Monday, 16 May 2011

Rewarding Behaviour

Motivating people at work can be a difficult thing. Not everyone is as driven and committed as you are and so an entire industry has developed which aims to help organisations get the most from their "most important resource".

Sadly, as difficult as it is to do it well, it's very easy to do it badly. Accidentally rewarding the wrong behaviour happens all the time. Consider the item posted by "Roll On Friday" about Morton Fraser(see here). They have, apparently, abolished the annual fee targets for their associates. This step is a very good one, given the poor value gained from using hours worked, or turnover, as a measurement of success. Sadly this is not their only change. Morton Fraser have also chosen to adopt what they call "Peer Benchmarking" whereby "...a league table is created for each level of fee earner, and the aim of the game is to get to the top of it."

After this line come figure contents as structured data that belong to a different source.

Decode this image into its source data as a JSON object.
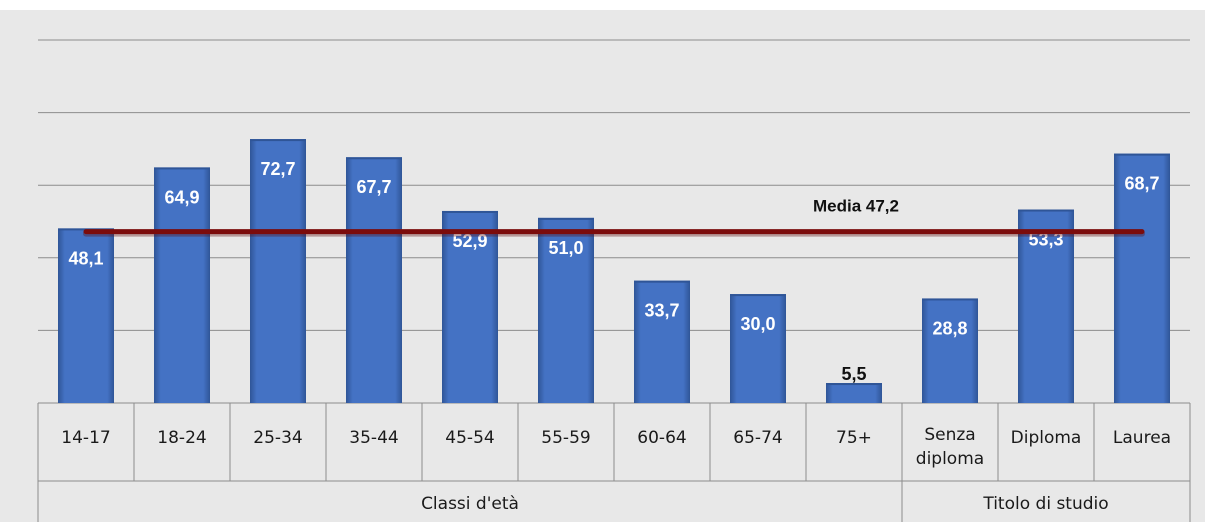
{
  "chart_data": {
    "type": "bar",
    "categories": [
      "14-17",
      "18-24",
      "25-34",
      "35-44",
      "45-54",
      "55-59",
      "60-64",
      "65-74",
      "75+",
      "Senza diploma",
      "Diploma",
      "Laurea"
    ],
    "category_lines": [
      [
        "14-17"
      ],
      [
        "18-24"
      ],
      [
        "25-34"
      ],
      [
        "35-44"
      ],
      [
        "45-54"
      ],
      [
        "55-59"
      ],
      [
        "60-64"
      ],
      [
        "65-74"
      ],
      [
        "75+"
      ],
      [
        "Senza",
        "diploma"
      ],
      [
        "Diploma"
      ],
      [
        "Laurea"
      ]
    ],
    "values": [
      48.1,
      64.9,
      72.7,
      67.7,
      52.9,
      51.0,
      33.7,
      30.0,
      5.5,
      28.8,
      53.3,
      68.7
    ],
    "value_labels": [
      "48,1",
      "64,9",
      "72,7",
      "67,7",
      "52,9",
      "51,0",
      "33,7",
      "30,0",
      "5,5",
      "28,8",
      "53,3",
      "68,7"
    ],
    "groups": [
      {
        "label": "Classi d'età",
        "count": 9
      },
      {
        "label": "Titolo di studio",
        "count": 3
      }
    ],
    "reference_line": {
      "value": 47.2,
      "label": "Media 47,2"
    },
    "ylim": [
      0,
      100
    ],
    "grid": true,
    "title": "",
    "xlabel": "",
    "ylabel": "",
    "colors": {
      "bar": "#4472c4",
      "bar_dark": "#2f5597",
      "reference_line": "#7b0c0c",
      "plot_background": "#e8e8e8",
      "grid": "#8c8c8c",
      "value_label": "#ffffff",
      "value_label_outside": "#111111"
    }
  }
}
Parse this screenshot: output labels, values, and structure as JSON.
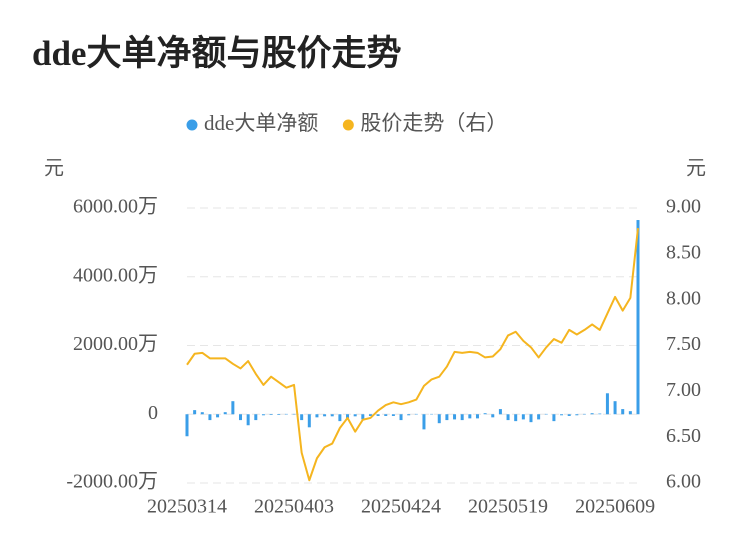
{
  "chart_data": {
    "type": "combo",
    "title": "dde大单净额与股价走势",
    "y_label": "元",
    "y2_label": "元",
    "categories": [
      "20250314",
      null,
      null,
      null,
      null,
      null,
      null,
      null,
      null,
      null,
      null,
      null,
      null,
      null,
      "20250403",
      null,
      null,
      null,
      null,
      null,
      null,
      null,
      null,
      null,
      null,
      null,
      null,
      null,
      "20250424",
      null,
      null,
      null,
      null,
      null,
      null,
      null,
      null,
      null,
      null,
      null,
      null,
      null,
      "20250519",
      null,
      null,
      null,
      null,
      null,
      null,
      null,
      null,
      null,
      null,
      null,
      null,
      null,
      "20250609",
      null,
      null,
      null
    ],
    "series": [
      {
        "name": "dde大单净额",
        "type": "bar",
        "color": "#3a9ee8",
        "values": [
          -640,
          120,
          60,
          -170,
          -90,
          60,
          380,
          -170,
          -320,
          -170,
          -30,
          -20,
          -20,
          10,
          10,
          -170,
          -380,
          -90,
          -60,
          -60,
          -200,
          -120,
          -60,
          -150,
          -50,
          -50,
          -50,
          -50,
          -170,
          -30,
          10,
          -440,
          10,
          -260,
          -170,
          -150,
          -170,
          -120,
          -120,
          30,
          -90,
          150,
          -170,
          -200,
          -150,
          -230,
          -150,
          10,
          -200,
          -30,
          -50,
          -30,
          10,
          30,
          20,
          610,
          380,
          150,
          90,
          5650
        ]
      },
      {
        "name": "股价走势（右）",
        "type": "line",
        "axis": "y2",
        "color": "#f5b51f",
        "values": [
          7.29,
          7.41,
          7.42,
          7.36,
          7.36,
          7.36,
          7.3,
          7.25,
          7.33,
          7.19,
          7.07,
          7.16,
          7.1,
          7.04,
          7.07,
          6.33,
          6.03,
          6.27,
          6.39,
          6.43,
          6.6,
          6.71,
          6.56,
          6.69,
          6.71,
          6.79,
          6.85,
          6.88,
          6.86,
          6.88,
          6.91,
          7.06,
          7.13,
          7.16,
          7.27,
          7.43,
          7.42,
          7.43,
          7.42,
          7.37,
          7.38,
          7.46,
          7.61,
          7.65,
          7.55,
          7.48,
          7.37,
          7.48,
          7.57,
          7.53,
          7.67,
          7.62,
          7.67,
          7.73,
          7.67,
          7.85,
          8.03,
          7.88,
          8.02,
          8.78
        ]
      }
    ],
    "ylim": [
      -2000,
      6000
    ],
    "yticks": [
      {
        "value": -2000,
        "label": "-2000.00万"
      },
      0,
      {
        "value": 2000,
        "label": "2000.00万"
      },
      {
        "value": 4000,
        "label": "4000.00万"
      },
      {
        "value": 6000,
        "label": "6000.00万"
      }
    ],
    "y2lim": [
      6,
      9
    ],
    "y2ticks": [
      {
        "value": 6,
        "label": "6.00"
      },
      {
        "value": 6.5,
        "label": "6.50"
      },
      {
        "value": 7,
        "label": "7.00"
      },
      {
        "value": 7.5,
        "label": "7.50"
      },
      {
        "value": 8,
        "label": "8.00"
      },
      {
        "value": 8.5,
        "label": "8.50"
      },
      {
        "value": 9,
        "label": "9.00"
      }
    ],
    "grid": true,
    "legend": "top"
  }
}
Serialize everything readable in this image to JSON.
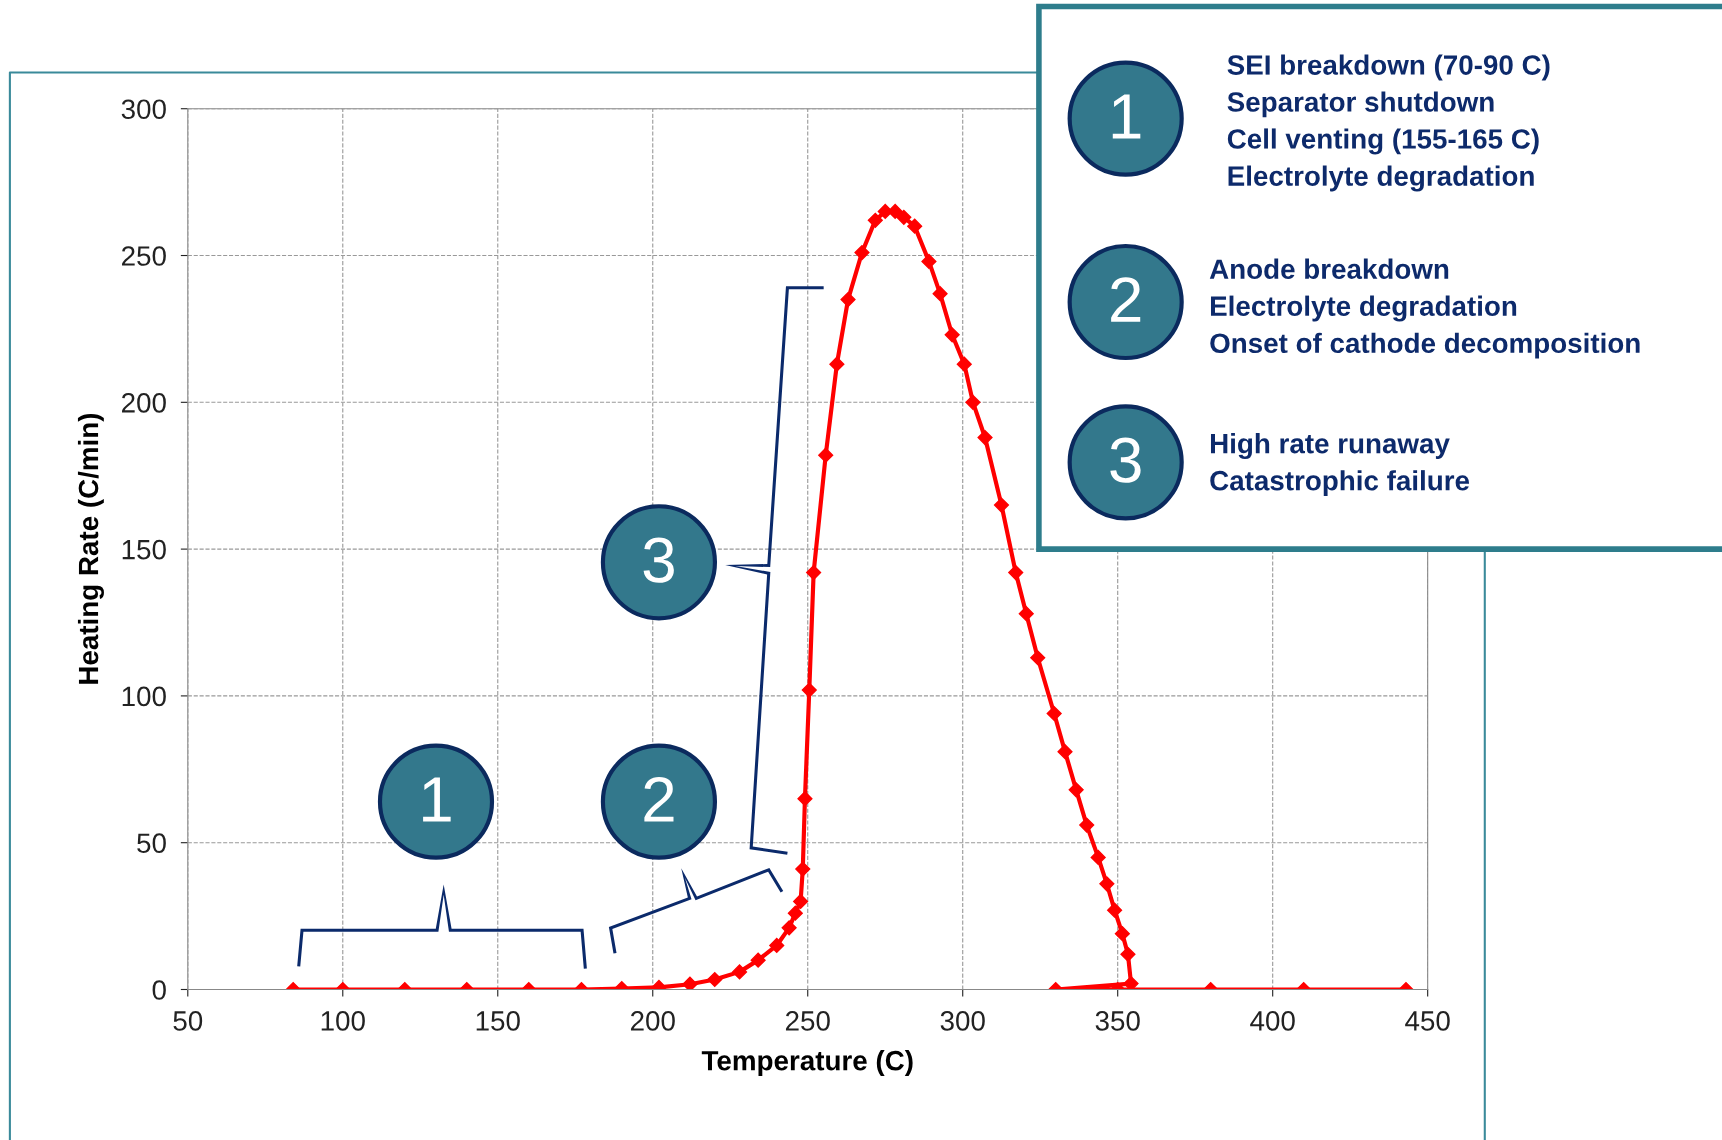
{
  "chart_data": {
    "type": "line",
    "xlabel": "Temperature (C)",
    "ylabel": "Heating Rate (C/min)",
    "series": [
      {
        "color": "#ff0000",
        "x": [
          84,
          100,
          120,
          140,
          160,
          177,
          190,
          202,
          212,
          220,
          228,
          234,
          240,
          244,
          246,
          247.7,
          248.4,
          249.1,
          250.5,
          251.9,
          255.8,
          259.4,
          263,
          267.5,
          271.8,
          275,
          278.2,
          281,
          284.5,
          289.1,
          292.7,
          296.6,
          300.5,
          303.3,
          307.2,
          312.5,
          317.1,
          320.5,
          324.2,
          329.5,
          333,
          336.6,
          340,
          343.7,
          346.5,
          349,
          351.5,
          353.3,
          354.3,
          330,
          350,
          380,
          410,
          443
        ],
        "values": [
          0,
          0,
          0,
          0,
          0,
          0,
          0.3,
          0.7,
          1.8,
          3.4,
          6,
          10,
          15,
          21,
          26,
          30,
          41,
          65,
          102,
          142,
          182,
          213,
          235,
          251,
          262,
          265,
          265,
          263,
          260,
          248,
          237,
          223,
          213,
          200,
          188,
          165,
          142,
          128,
          113,
          94,
          81,
          68,
          56,
          45,
          36,
          27,
          19,
          12,
          2,
          0,
          0,
          0,
          0,
          0
        ]
      }
    ],
    "xlim": [
      50,
      450
    ],
    "xticks": [
      50,
      100,
      150,
      200,
      250,
      300,
      350,
      400,
      450
    ],
    "ylim": [
      0,
      300
    ],
    "yticks": [
      0,
      50,
      100,
      150,
      200,
      250,
      300
    ],
    "grid": true,
    "marker": "diamond",
    "line_style": "solid",
    "annotations": [
      "1",
      "2",
      "3",
      "1",
      "SEI breakdown (70-90 C)\nSeparator shutdown\nCell venting (155-165 C)\nElectrolyte degradation",
      "2",
      "Anode breakdown\nElectrolyte degradation\nOnset of cathode decomposition",
      "3",
      "High rate runaway\nCatastrophic failure"
    ]
  }
}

Let's just look at the behaviour that this system will encourage and reward:
  1. Reduced communication. There is no benefit, now, in associates helping each other or in discussing the matters that each is working on. In fact, the more secretive they are, the better, since each associate is in direct competition with every other associate
  2. Reduced cross-selling. As mentioned above, there is no benefit for an associate to sell the services of another person if there is a chance that he or she is simply bumping up the hours of a competitor.
  3. Slower work. More hours = more turnover, unless the client is on a fixed fee. Not only that, but there is actually a disincentive for associates to do a handover of going away on holiday. If the associate working on a matter is going away for a long weekend, it is in their benefit to lock the files away so that no one else can work on them.
  4. More focus on turnover. As any regular readers will know, I detest the obsession with turnover that is displayed by most law firms. This system simple enforces a belief that more hours and more turnover is a good thing. No wonder the "long hours culture" remains.
  5. No focus on profit. Associates are being rewarded for earning more for the firm. It doesn't matter if the work produced a net profit of 1% (or even a loss), the associate will still be rewarded for doing more work. This could be fatal for the firm.
So what should they do? 

Well, removing the annual fee target is a good start. Why not have a "Contribution Target" instead - based on the profitability that they have added to the firm? Why not have a "Client Satisfaction" target and a "Partner Satisfaction" target for the associates they have worked with (and while on that subject, why not have a "Partner Satisfaction" target where the associates have some input).

Focus on cashflow and profit (in that order) and then, and only then, turnover.